Now let $G$ denote the globe category whose unique object in degree $n\in \mathbb{N}$ is $n_G$, and let $\mathbf{n}$ denotes the linear $n$-level tree.

Then we have $\mathbf{n}_*\simeq G(-,n_G)$ is the standard $n$-globe. (Note that the previous diagram corresponds to the standard $3$ globe.)

###### Definition

Let $f:S_*\to T_*$ be a monomorphism.

$f$ is called to be cartesian if

$\array{ (S_*)_n&\stackrel{f_n}{\to}&(T_*)_n \\ \downarrow^s&&\downarrow^t \\ (S_*)_{n-1}&\stackrel{f_{n-1}}{\to}&(T_*)_{n-1} }$

is a pullback for all $n$.

###### Lemma

Let $S,T$ be level trees.

(1) Any map $S_*\to T_*$ is injective.

(2) The inclusions $S_*\hookrightarrow T_*$ correspond bijectively to cartesian subobjects of $T_*$.

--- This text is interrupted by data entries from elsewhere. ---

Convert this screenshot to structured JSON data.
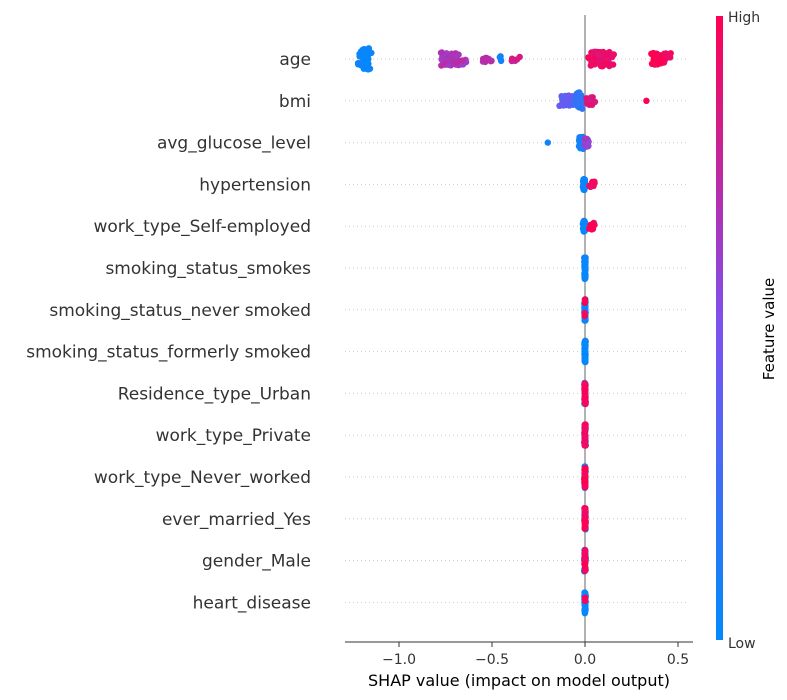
{
  "chart_data": {
    "type": "scatter",
    "subtype": "shap-beeswarm",
    "title": "",
    "xlabel": "SHAP value (impact on model output)",
    "xlim": [
      -1.3,
      0.58
    ],
    "xticks": [
      {
        "value": -1.0,
        "label": "−1.0"
      },
      {
        "value": -0.5,
        "label": "−0.5"
      },
      {
        "value": 0.0,
        "label": "0.0"
      },
      {
        "value": 0.5,
        "label": "0.5"
      }
    ],
    "features": [
      {
        "name": "age",
        "clusters": [
          {
            "x": -1.18,
            "spread": 0.05,
            "n": 70,
            "fv": 0.02,
            "h": 0.9
          },
          {
            "x": -0.72,
            "spread": 0.1,
            "n": 60,
            "fv": 0.68,
            "h": 0.55
          },
          {
            "x": -0.52,
            "spread": 0.05,
            "n": 10,
            "fv": 0.75,
            "h": 0.3
          },
          {
            "x": -0.45,
            "spread": 0.02,
            "n": 4,
            "fv": 0.1,
            "h": 0.25
          },
          {
            "x": -0.37,
            "spread": 0.04,
            "n": 5,
            "fv": 0.8,
            "h": 0.2
          },
          {
            "x": 0.08,
            "spread": 0.09,
            "n": 90,
            "fv": 0.92,
            "h": 0.6
          },
          {
            "x": 0.4,
            "spread": 0.07,
            "n": 60,
            "fv": 0.97,
            "h": 0.5
          }
        ]
      },
      {
        "name": "bmi",
        "clusters": [
          {
            "x": -0.1,
            "spread": 0.06,
            "n": 30,
            "fv": 0.4,
            "h": 0.45
          },
          {
            "x": -0.03,
            "spread": 0.03,
            "n": 40,
            "fv": 0.2,
            "h": 0.7
          },
          {
            "x": 0.03,
            "spread": 0.03,
            "n": 30,
            "fv": 0.85,
            "h": 0.35
          },
          {
            "x": 0.33,
            "spread": 0.0,
            "n": 1,
            "fv": 0.97,
            "h": 0.0
          }
        ]
      },
      {
        "name": "avg_glucose_level",
        "clusters": [
          {
            "x": -0.2,
            "spread": 0.0,
            "n": 1,
            "fv": 0.05,
            "h": 0.0
          },
          {
            "x": -0.02,
            "spread": 0.02,
            "n": 40,
            "fv": 0.08,
            "h": 0.55
          },
          {
            "x": 0.01,
            "spread": 0.02,
            "n": 20,
            "fv": 0.6,
            "h": 0.35
          }
        ]
      },
      {
        "name": "hypertension",
        "clusters": [
          {
            "x": -0.005,
            "spread": 0.008,
            "n": 70,
            "fv": 0.02,
            "h": 0.45
          },
          {
            "x": 0.04,
            "spread": 0.02,
            "n": 12,
            "fv": 0.97,
            "h": 0.3
          }
        ]
      },
      {
        "name": "work_type_Self-employed",
        "clusters": [
          {
            "x": -0.005,
            "spread": 0.008,
            "n": 70,
            "fv": 0.02,
            "h": 0.45
          },
          {
            "x": 0.035,
            "spread": 0.02,
            "n": 12,
            "fv": 0.97,
            "h": 0.3
          }
        ]
      },
      {
        "name": "smoking_status_smokes",
        "clusters": [
          {
            "x": 0.0,
            "spread": 0.005,
            "n": 80,
            "fv": 0.02,
            "h": 0.9
          }
        ]
      },
      {
        "name": "smoking_status_never smoked",
        "clusters": [
          {
            "x": 0.0,
            "spread": 0.005,
            "n": 80,
            "fv": 0.02,
            "h": 0.9
          },
          {
            "x": 0.0,
            "spread": 0.004,
            "n": 4,
            "fv": 0.97,
            "h": 0.9
          }
        ]
      },
      {
        "name": "smoking_status_formerly smoked",
        "clusters": [
          {
            "x": 0.0,
            "spread": 0.005,
            "n": 80,
            "fv": 0.02,
            "h": 0.9
          }
        ]
      },
      {
        "name": "Residence_type_Urban",
        "clusters": [
          {
            "x": 0.0,
            "spread": 0.005,
            "n": 40,
            "fv": 0.02,
            "h": 0.9
          },
          {
            "x": 0.0,
            "spread": 0.005,
            "n": 40,
            "fv": 0.97,
            "h": 0.9
          }
        ]
      },
      {
        "name": "work_type_Private",
        "clusters": [
          {
            "x": 0.0,
            "spread": 0.005,
            "n": 40,
            "fv": 0.02,
            "h": 0.9
          },
          {
            "x": 0.0,
            "spread": 0.005,
            "n": 40,
            "fv": 0.97,
            "h": 0.9
          }
        ]
      },
      {
        "name": "work_type_Never_worked",
        "clusters": [
          {
            "x": 0.0,
            "spread": 0.005,
            "n": 40,
            "fv": 0.02,
            "h": 0.9
          },
          {
            "x": 0.0,
            "spread": 0.005,
            "n": 40,
            "fv": 0.97,
            "h": 0.9
          }
        ]
      },
      {
        "name": "ever_married_Yes",
        "clusters": [
          {
            "x": 0.0,
            "spread": 0.005,
            "n": 30,
            "fv": 0.02,
            "h": 0.9
          },
          {
            "x": 0.0,
            "spread": 0.005,
            "n": 50,
            "fv": 0.97,
            "h": 0.9
          }
        ]
      },
      {
        "name": "gender_Male",
        "clusters": [
          {
            "x": 0.0,
            "spread": 0.005,
            "n": 50,
            "fv": 0.02,
            "h": 0.9
          },
          {
            "x": 0.0,
            "spread": 0.005,
            "n": 30,
            "fv": 0.97,
            "h": 0.9
          }
        ]
      },
      {
        "name": "heart_disease",
        "clusters": [
          {
            "x": 0.0,
            "spread": 0.005,
            "n": 80,
            "fv": 0.02,
            "h": 0.9
          },
          {
            "x": 0.0,
            "spread": 0.004,
            "n": 4,
            "fv": 0.97,
            "h": 0.9
          }
        ]
      }
    ],
    "colorbar": {
      "title": "Feature value",
      "high_label": "High",
      "low_label": "Low",
      "low_color": "#008afb",
      "mid_color": "#7c52f0",
      "high_color": "#ff0051"
    },
    "grid": "dotted horizontal per feature",
    "zero_line": true
  }
}
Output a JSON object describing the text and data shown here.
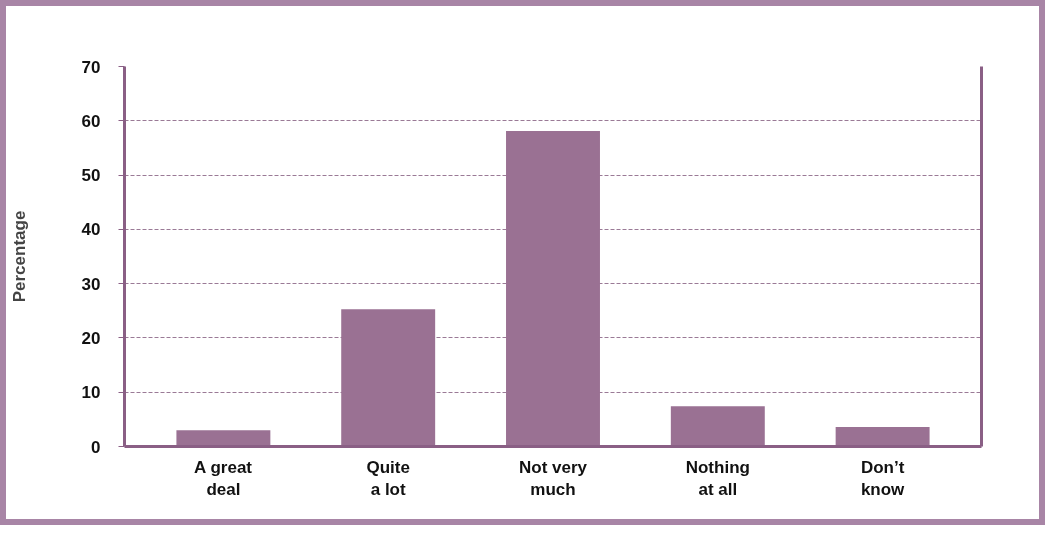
{
  "chart_data": {
    "type": "bar",
    "ylabel": "Percentage",
    "categories": [
      "A great\ndeal",
      "Quite\na lot",
      "Not very\nmuch",
      "Nothing\nat all",
      "Don’t\nknow"
    ],
    "values": [
      3.0,
      25.3,
      58.1,
      7.4,
      3.6
    ],
    "color": "#9a7193",
    "ylim": [
      0,
      70
    ],
    "yticks": [
      0,
      10,
      20,
      30,
      40,
      50,
      60,
      70
    ],
    "grid": "y"
  }
}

(3) The inclusions $S_*\hookrightarrow T_*$ correspond bijectively to plain subtrees of $T$ with a specific choice of $T$-sector for each input vertex of $S$. (…)

###### Definition

(1) The category $\Theta_0$ defined by having as objects the level trees and as morphisms the maps between the associated $\omega$-graphs. These morphisms are called immersions. This category shall be equipped with the structure of a site by defining the covering sieves by epimorphic families (of immersions). This site is called the globular site.

(2) A globular theory is defined to be a category $\Theta_A$ such that

$\Theta_0\hookrightarrow \Theta_A$

is an inclusion of a wide subcategory such that representable presheaves on $\Theta_A$ restrict to sheaves on $\Theta_0$.

(3) Presheaves on $\Theta_A$ which restrict to sheaves on $\Theta_0$ are called $\Theta_A$-models.

###### Lemma

The forgetful functor

$Sh (\Theta_0)\to \omega Graph:=Psh (G)$

is an equivalence of categories.

###### Proof

Let $X\in Psh(\Theta_0)$ and show that $X\in Sh(\Theta_0)$ iff $X(T)\simeq hom_{Psh(G)}(T_*,X)$ by writing $X$ as a colimit of representables.

###### Definition

There is a monad $(w,\eta,\mu)$ on $\omega Graph$ defined by

$w(X)_n:=\coprod_{T:ht(T)\le n}hom_{\omega Graph}(T_*,X)$

$\eta:id_{Psh(G)}\to w$ is induced by Yoneda: $X_n\mapsto hom_{\omega Graph}(n_*,X)$